The carbonara has an excellent silkiness to the cream, well balanced in all its components, where a strong hint of egg prevails calibrated by the flavor of the pecorino and the sweetness of the crispy bacon. The rigatoni is from the Lagano pasta factory, the eggs come from Livorno hens raised by the Pulicaro organic farm, while the guanciale is from Porchetteria Giorgini, two small producers who are part of the Agricultural Brigade, a project that brings together some producers who are particularly attentive to ethics and to environmental sustainability. Pecorino Romano from the Deroma dairy of the Dol chain (Origin from Lazio) is the only Dop produced in the province of Rome. For his carbonara, Manuel Trecastelli uses a mixture of egg yolks with a part of egg whites (but the search for the perfect percentage is still ongoing, he explains), pure pecorino, and browned guanciale which are mixed directly with the pasta in a warm pan to make the perfect texture. To finish, a sprinkling of pecorino and a pinch of black pepper.
Price: 10 euro
via A. Severo, 222 – 06 88650867
Cestius tavern
The owner Valerio Salvi represents the third generation of the family at the helm of the Taverna Cestia, while the solid Ezio Vitullo works in the kitchen.

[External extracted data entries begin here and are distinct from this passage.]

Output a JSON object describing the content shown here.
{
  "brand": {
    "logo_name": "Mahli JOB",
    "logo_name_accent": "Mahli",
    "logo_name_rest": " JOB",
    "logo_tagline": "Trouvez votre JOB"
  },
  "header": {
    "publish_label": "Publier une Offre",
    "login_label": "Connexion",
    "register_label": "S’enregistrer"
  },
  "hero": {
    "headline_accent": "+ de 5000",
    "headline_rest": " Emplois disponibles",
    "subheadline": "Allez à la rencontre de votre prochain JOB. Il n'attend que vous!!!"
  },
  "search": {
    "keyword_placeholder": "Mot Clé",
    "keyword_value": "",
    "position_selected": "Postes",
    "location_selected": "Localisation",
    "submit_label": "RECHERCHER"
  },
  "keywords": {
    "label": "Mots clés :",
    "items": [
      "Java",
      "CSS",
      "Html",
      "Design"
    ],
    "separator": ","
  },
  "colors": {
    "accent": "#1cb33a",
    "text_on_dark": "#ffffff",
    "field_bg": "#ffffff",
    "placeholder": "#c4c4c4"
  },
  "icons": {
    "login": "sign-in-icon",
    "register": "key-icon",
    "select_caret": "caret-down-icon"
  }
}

The rigatoni from the Le Gemme del Vesuvio company go well with this carbonara in the name of tradition with whole egg, Pecorino Romano Dop, and seasoned bacon from the Sano salami factory in Amatrice, all worked directly in the pan. The paste is perfect: tenacious at the right point, and excellent when chewed. The guanciale cut into rather thin strips is slightly too crunchy, but balances out with the soft and well-executed egg and pecorino cream, with a strong hint of pecorino which is also sprinkled abundantly on the finished dish, giving a strong character to this excellent bacon and egg.
Price: 10 euro
Ostiense – avenue of the Pyramid of Cestius, 71 – www.tavernacestia.com
Armando al Pantheon
Fabrizio and Claudio Gargioli are the owners of this historic Roman restaurant where chef William Moran has been in the kitchen for 25 years. Armando’s carbonara starts with spaghetti from the Martelli pasta factory, bacon from a small Viterbo producer, a whole egg from the San Bartolomeo company, black-skinned pecorino from the Lopez dairy with a small percentage of Parmesan, cubeb pepper that is toasted and crumbled grossly. The carbonara is made directly in a pan with eggs, bacon, and Parmesan, while the abundant pecorino is added to the dish only at the end. This characteristic conveys a truly “genuine” taste to the dish, even if the general impression is that it remains a bit extraneous to the composition. The pasta, halfway between spaghetti and spaghettone, is kept very al dente, almost al dente, while the guanciale is slightly salty despite the rather light toasting.